It may not have occurred to you that when you give your dog a chew treat, you may well be giving the pooch a product that may well be made out of bull penis. You may also be unaware that bull penis, as a meat product, has a name that—seemingly mercifully—is not “bull penis,” but which is “pizzle,” perhaps the only word gross enough for the thing that it describes.
But all of this is presumably less gross than the fact that a North Austin supermarket allegedly put pizzle—which is meant to be labeled as inedible beef not fit for human consumption—on the shelves for unsuspecting customers. As KXAN reports, MT Supermarket deliberately altered the labels:
MT Supermarket and some of its employees are facing a civil suit that alleges they improperly labeled and sold pizzle, or beef penis, for human consumption.
The Texas Attorney General’s Office filed the suit that names the North Lamar location of MT Supermarket where employees sold “non-inspected, adulterated and misbranded beef pizzle as human food.”

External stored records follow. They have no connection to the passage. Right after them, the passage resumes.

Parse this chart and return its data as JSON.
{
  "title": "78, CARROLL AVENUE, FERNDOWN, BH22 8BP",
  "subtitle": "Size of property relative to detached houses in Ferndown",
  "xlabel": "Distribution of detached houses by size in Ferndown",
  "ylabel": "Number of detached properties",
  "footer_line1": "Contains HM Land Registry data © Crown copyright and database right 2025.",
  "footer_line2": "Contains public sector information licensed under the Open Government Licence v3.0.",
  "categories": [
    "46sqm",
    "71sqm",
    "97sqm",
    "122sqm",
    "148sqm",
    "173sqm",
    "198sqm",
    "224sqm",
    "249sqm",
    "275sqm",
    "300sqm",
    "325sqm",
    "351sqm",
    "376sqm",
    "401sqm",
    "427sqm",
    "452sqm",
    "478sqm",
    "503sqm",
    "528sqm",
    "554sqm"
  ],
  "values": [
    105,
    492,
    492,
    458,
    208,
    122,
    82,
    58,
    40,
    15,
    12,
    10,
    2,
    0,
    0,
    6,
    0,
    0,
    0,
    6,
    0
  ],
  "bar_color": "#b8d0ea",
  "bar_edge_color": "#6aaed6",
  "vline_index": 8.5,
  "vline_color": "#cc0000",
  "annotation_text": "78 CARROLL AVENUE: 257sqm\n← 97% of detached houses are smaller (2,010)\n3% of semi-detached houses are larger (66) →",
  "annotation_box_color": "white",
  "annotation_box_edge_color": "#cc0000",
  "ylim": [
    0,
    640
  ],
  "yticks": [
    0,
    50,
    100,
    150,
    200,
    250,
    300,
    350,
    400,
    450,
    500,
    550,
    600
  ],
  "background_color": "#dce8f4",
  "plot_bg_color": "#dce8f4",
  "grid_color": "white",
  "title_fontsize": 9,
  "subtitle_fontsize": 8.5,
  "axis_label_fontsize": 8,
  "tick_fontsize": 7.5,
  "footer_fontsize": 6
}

The suit alleges a manager and employees at the supermarket took the pizzle from boxes “labeled inedible beef, not intended for use as human food and repackaged the pizzle in consumer size packages, then labeled the pizzle as human food.”
The suit goes on to say the defendants labeled the packages to indicate the pizzle was inspected and from a registered source.
It is unclear at the moment exactly how the pizzle was labeled and sold (Ground beef? Hot dogs? Perky jerky?), and it’s possible that the people who did the purchasing were very specifically seeking out a source of beef penis to eat themselves, as it’s occasionally consumed by humans who believe that it has aphrodisiac properties (as well as low cholesterol and high protein, if this line in a MyFoxAustin report is not a weird joke). Regardless of whether or not the people involved in the purchase of pizzle knew what they were buying, Texas Attorney General Greg Abbott believes that selling beef penis that has not been inspected by the FDA to humans is one area where federal regulation is warranted. We’d now like to strongly encourage you not to have the word “pizzle” stuck in your head for the rest of the day.